Summary & Overview
HCPCS Level II J1744: Icatibant Injection, 1 mg
HCPCS Level II code J1744 denotes a 1 mg unit of icatibant for injection, a targeted therapy used in acute management of specific conditions where bradykinin-mediated pathways are implicated. Nationally, accurate coding for biologic injectables like icatibant affects pharmacy spend, billing consistency, and access to specialty therapies. Major commercial and public payers set coverage and reimbursement rules that influence site-of-care decisions and prior authorization practices.
This publication covers payer policies and benchmarks for Aetna, Blue Cross Blue Shield, Cigna Health, UnitedHealthcare, and Medicare. Readers will find an outline of clinical context for icatibant use, common sites of service for administration, and the types of benchmarks and policy updates typically tracked for specialty injectable medications. The report also highlights areas where coding clarity matters for billing teams, such as unit-of-service reporting and billing at the point of care.

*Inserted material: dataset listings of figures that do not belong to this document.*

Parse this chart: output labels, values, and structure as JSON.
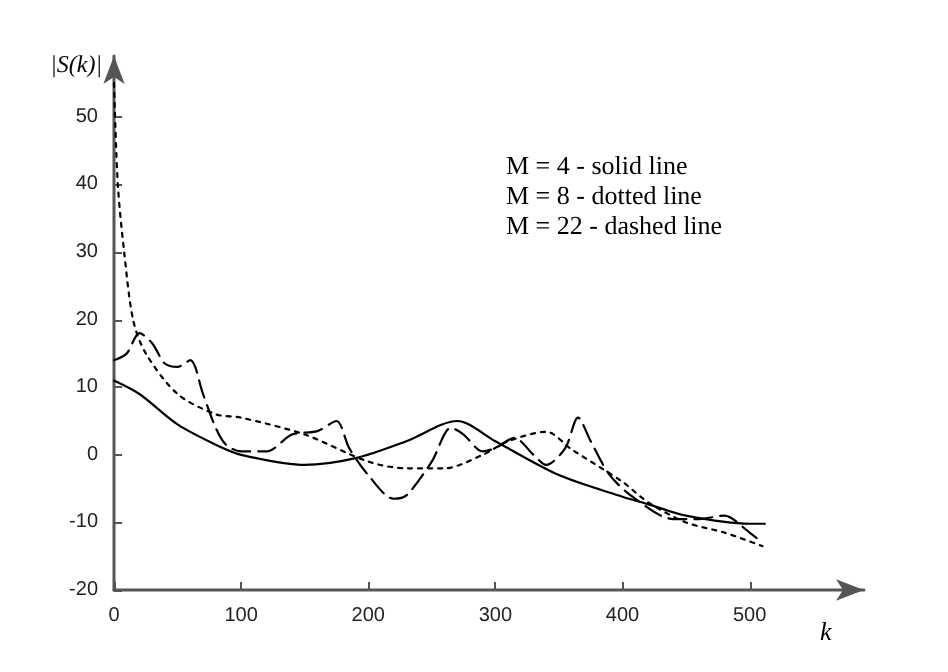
{
  "chart_data": {
    "type": "line",
    "xlabel": "k",
    "ylabel": "|S(k)|",
    "xlim": [
      0,
      590
    ],
    "xticks": [
      0,
      100,
      200,
      300,
      400,
      500
    ],
    "ylim": [
      -20,
      59
    ],
    "yticks": [
      -20,
      -10,
      0,
      10,
      20,
      30,
      40,
      50
    ],
    "grid": false,
    "marker": "none",
    "annotations": [
      "M = 4 - solid line",
      "M = 8 - dotted line",
      "M = 22 - dashed line"
    ],
    "series": [
      {
        "color": "#000000",
        "line_style": "solid",
        "x": [
          0,
          20,
          50,
          80,
          100,
          150,
          190,
          230,
          270,
          300,
          350,
          400,
          420,
          450,
          500,
          512
        ],
        "values": [
          11,
          9,
          4.5,
          1.5,
          0,
          -1.5,
          -0.5,
          2,
          5,
          2,
          -3,
          -6.2,
          -7.3,
          -9,
          -10.2,
          -10.2
        ]
      },
      {
        "color": "#000000",
        "line_style": "dotted",
        "x": [
          0,
          3,
          8,
          15,
          25,
          50,
          80,
          100,
          150,
          200,
          230,
          260,
          290,
          310,
          340,
          360,
          400,
          420,
          450,
          480,
          510
        ],
        "values": [
          55,
          40,
          30,
          20,
          15,
          9,
          6,
          5.5,
          3,
          -1,
          -2,
          -2,
          0,
          2,
          3.4,
          0.8,
          -4,
          -7,
          -10,
          -11.5,
          -13.5
        ]
      },
      {
        "color": "#000000",
        "line_style": "dashed",
        "x": [
          0,
          10,
          20,
          30,
          40,
          50,
          60,
          70,
          80,
          88,
          100,
          120,
          140,
          160,
          175,
          185,
          200,
          220,
          230,
          250,
          265,
          275,
          290,
          300,
          315,
          330,
          340,
          355,
          365,
          375,
          390,
          410,
          440,
          460,
          480,
          500,
          510
        ],
        "values": [
          14,
          15,
          18,
          16.5,
          13.5,
          13,
          14,
          9,
          4,
          1.5,
          0.5,
          0.5,
          3,
          3.5,
          5,
          1,
          -3,
          -6.5,
          -6,
          -1,
          4,
          3,
          0.5,
          1,
          2.5,
          0,
          -1.5,
          1,
          5.5,
          2,
          -3,
          -6.5,
          -9.5,
          -9.5,
          -9,
          -11.5,
          -13
        ]
      }
    ]
  }
}
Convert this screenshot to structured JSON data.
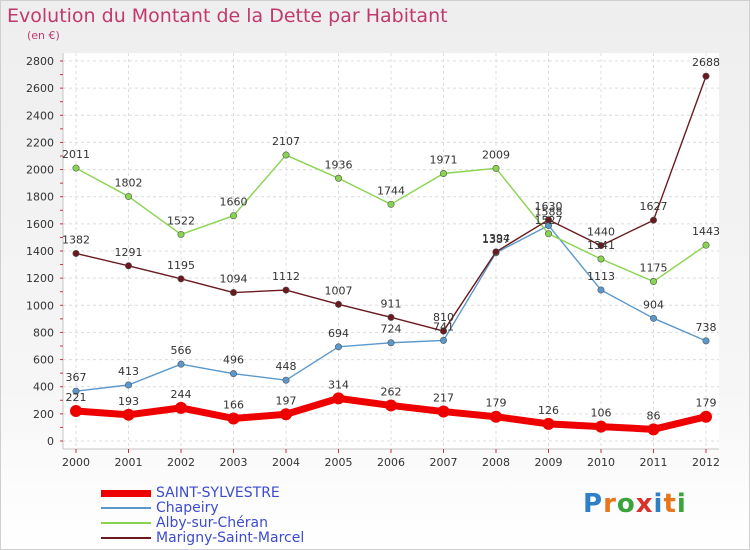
{
  "header": {
    "title": "Evolution du Montant de la Dette par Habitant",
    "unit": "(en €)"
  },
  "logo": {
    "text": "Proxiti",
    "colors": [
      "#2d7fc6",
      "#e8761d",
      "#3aa33a",
      "#d8322a",
      "#2d7fc6",
      "#e8761d",
      "#3aa33a"
    ]
  },
  "chart_data": {
    "type": "line",
    "x": [
      "2000",
      "2001",
      "2002",
      "2003",
      "2004",
      "2005",
      "2006",
      "2007",
      "2008",
      "2009",
      "2010",
      "2011",
      "2012"
    ],
    "ylim": [
      0,
      2800
    ],
    "yticks": [
      "0",
      "200",
      "400",
      "600",
      "800",
      "1000",
      "1200",
      "1400",
      "1600",
      "1800",
      "2000",
      "2200",
      "2400",
      "2600",
      "2800"
    ],
    "grid": true,
    "legend_position": "bottom-left",
    "series": [
      {
        "name": "SAINT-SYLVESTRE",
        "color": "#ee0000",
        "values": [
          221,
          193,
          244,
          166,
          197,
          314,
          262,
          217,
          179,
          126,
          106,
          86,
          179
        ],
        "labels": [
          "221",
          "193",
          "244",
          "166",
          "197",
          "314",
          "262",
          "217",
          "179",
          "126",
          "106",
          "86",
          "179"
        ]
      },
      {
        "name": "Chapeiry",
        "color": "#5a98cc",
        "values": [
          367,
          413,
          566,
          496,
          448,
          694,
          724,
          741,
          1387,
          1588,
          1113,
          904,
          738
        ],
        "labels": [
          "367",
          "413",
          "566",
          "496",
          "448",
          "694",
          "724",
          "741",
          "1387",
          "1588",
          "1113",
          "904",
          "738"
        ]
      },
      {
        "name": "Alby-sur-Chéran",
        "color": "#88d44e",
        "values": [
          2011,
          1802,
          1522,
          1660,
          2107,
          1936,
          1744,
          1971,
          2009,
          1527,
          1341,
          1175,
          1443
        ],
        "labels": [
          "2011",
          "1802",
          "1522",
          "1660",
          "2107",
          "1936",
          "1744",
          "1971",
          "2009",
          "1527",
          "1341",
          "1175",
          "1443"
        ]
      },
      {
        "name": "Marigny-Saint-Marcel",
        "color": "#6a1a1f",
        "values": [
          1382,
          1291,
          1195,
          1094,
          1112,
          1007,
          911,
          810,
          1394,
          1630,
          1440,
          1627,
          2688
        ],
        "labels": [
          "1382",
          "1291",
          "1195",
          "1094",
          "1112",
          "1007",
          "911",
          "810",
          "1394",
          "1630",
          "1440",
          "1627",
          "2688"
        ]
      }
    ]
  }
}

Topics addressed include expected service line placement for injectable biologics, common documentation considerations, and a summary of what payers commonly require for coverage determinations. Data not available in the input will be identified as such rather than inferred.
Billing Code Overview
HCPCS Level II code J1744 represents the medication icatibant, billed per 1 mg unit for injection. This code is used when icatibant is administered as a parenteral therapeutic agent.
-
Service type: Injection/Parenteral medication delivery
-
Typical site of service: Ambulatory clinic, outpatient infusion center, emergency department, or other clinical settings where injectable biologic therapies are administered
Data not available in the input.
Clinical & Coding Specifications
Clinical Context
A typical patient is an adult presenting with acute hereditary angioedema (HAE) or an acute angioedema attack characterized by localized, non-pitting edema of the face, extremities, gastrointestinal tract (abdominal pain, vomiting), or upper airway swelling with potential airway compromise. The presenting workflow commonly occurs in an emergency department, urgent care clinic, infusion center, or outpatient specialty clinic where rapid symptom control is required.

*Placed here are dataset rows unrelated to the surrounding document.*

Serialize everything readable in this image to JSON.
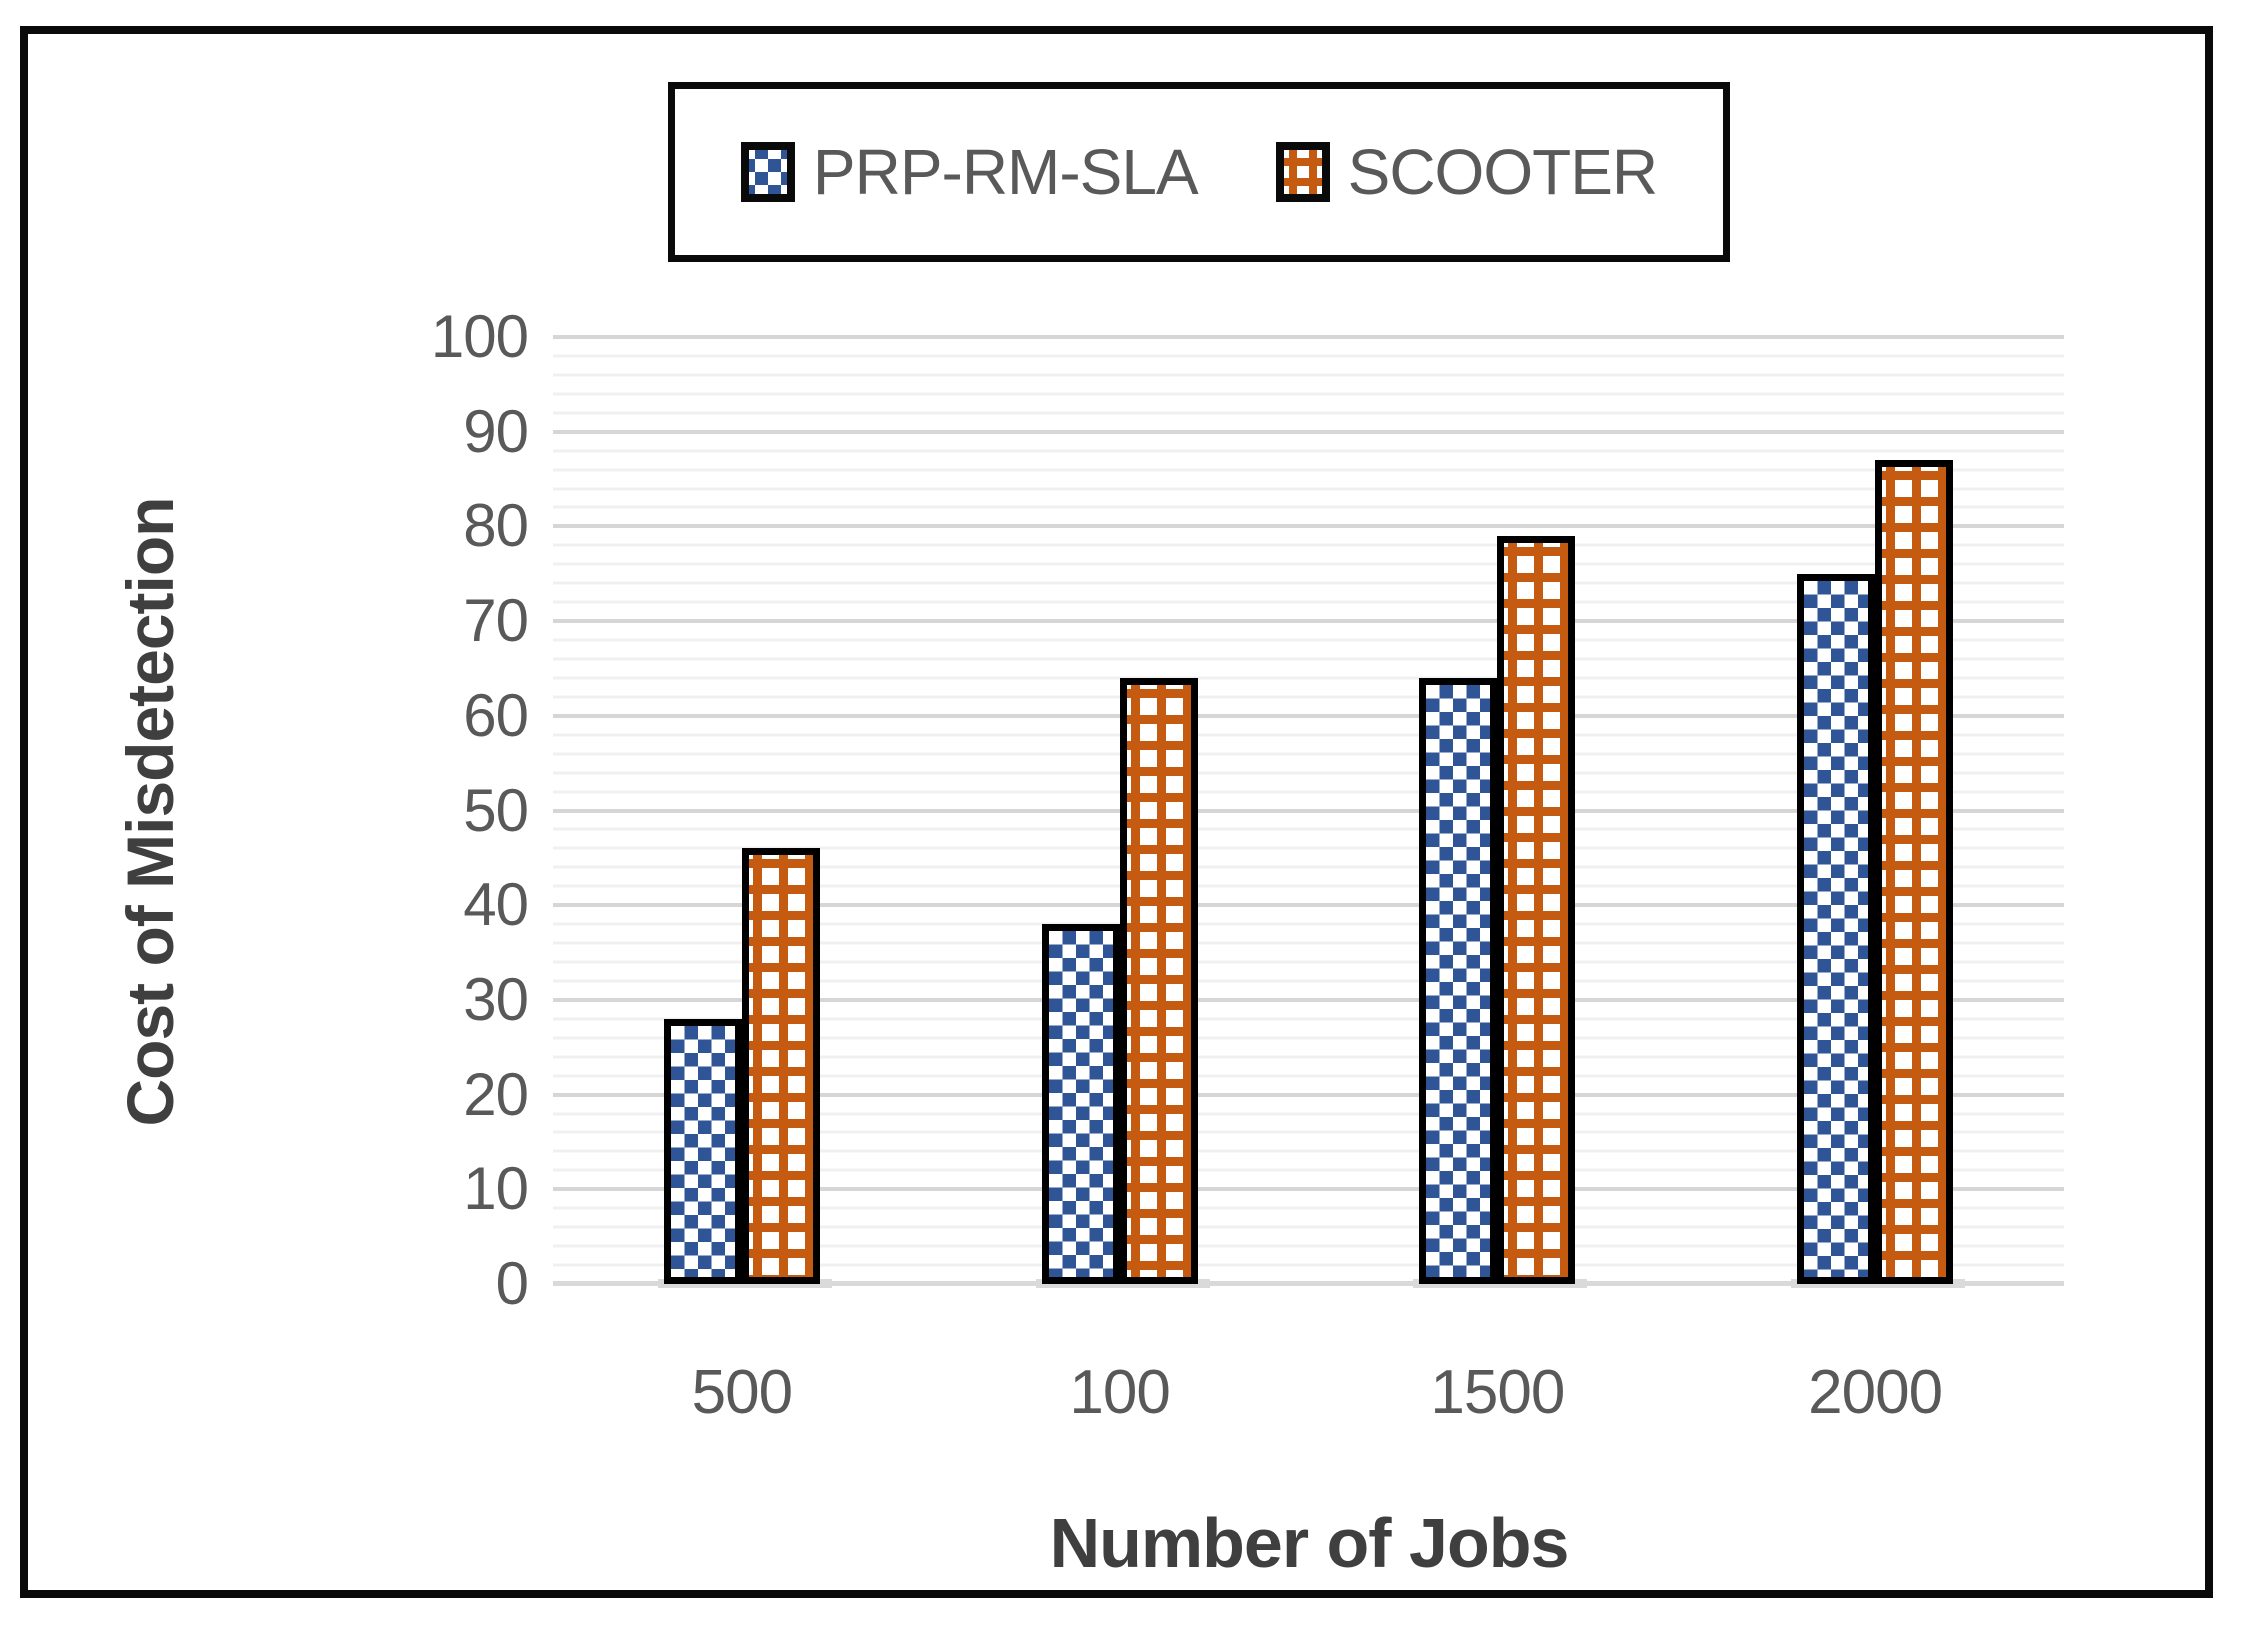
{
  "figure": {
    "background": "#ffffff",
    "border_color": "#0a0a0a"
  },
  "legend": {
    "items": [
      {
        "label": "PRP-RM-SLA",
        "swatch_icon": "blue-checker-swatch",
        "color": "#2F5597",
        "pattern": "checker"
      },
      {
        "label": "SCOOTER",
        "swatch_icon": "orange-grid-swatch",
        "color": "#C55A11",
        "pattern": "grid"
      }
    ]
  },
  "chart_data": {
    "type": "bar",
    "title": "",
    "xlabel": "Number of Jobs",
    "ylabel": "Cost of Misdetection",
    "categories": [
      "500",
      "100",
      "1500",
      "2000"
    ],
    "series": [
      {
        "name": "PRP-RM-SLA",
        "values": [
          28,
          38,
          64,
          75
        ],
        "color": "#2F5597",
        "pattern": "checker"
      },
      {
        "name": "SCOOTER",
        "values": [
          46,
          64,
          79,
          87
        ],
        "color": "#C55A11",
        "pattern": "grid"
      }
    ],
    "ylim": [
      0,
      100
    ],
    "yticks": [
      0,
      10,
      20,
      30,
      40,
      50,
      60,
      70,
      80,
      90,
      100
    ],
    "ytick_step": 10,
    "minor_grid_step": 2,
    "grid": true,
    "legend_position": "top-center"
  },
  "colors": {
    "tick_label": "#595959",
    "axis_title": "#3f3f3f",
    "major_grid": "#d6d6d6",
    "minor_grid": "#f0f0f0",
    "baseline": "#d9d9d9",
    "bar_outline": "#000000"
  }
}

A patient arrives with progressive facial swelling and difficulty breathing. After rapid assessment, airway status is monitored and intravenous access is established. The treating clinician (emergency physician, allergist/immunologist, or trained advanced practice provider) documents the diagnosis of acute HAE attack and administers a subcutaneous injection of J1744 (icatibant, 1 mg per unit). Observation follows for clinical response and potential adverse effects, with repeated dosing per product labeling if clinically indicated. Documentation includes indication, lot number, quantity administered (milligrams and total units), route (subcutaneous), site of administration, and any applicable modifier to reflect circumstances (e.g., partial administration, patient left against medical advice). Billing occurs under HCPCS Level II code J1744 with supporting ICD-10 diagnosis and any applicable procedural CPT codes for related services such as evaluation and management or airway management.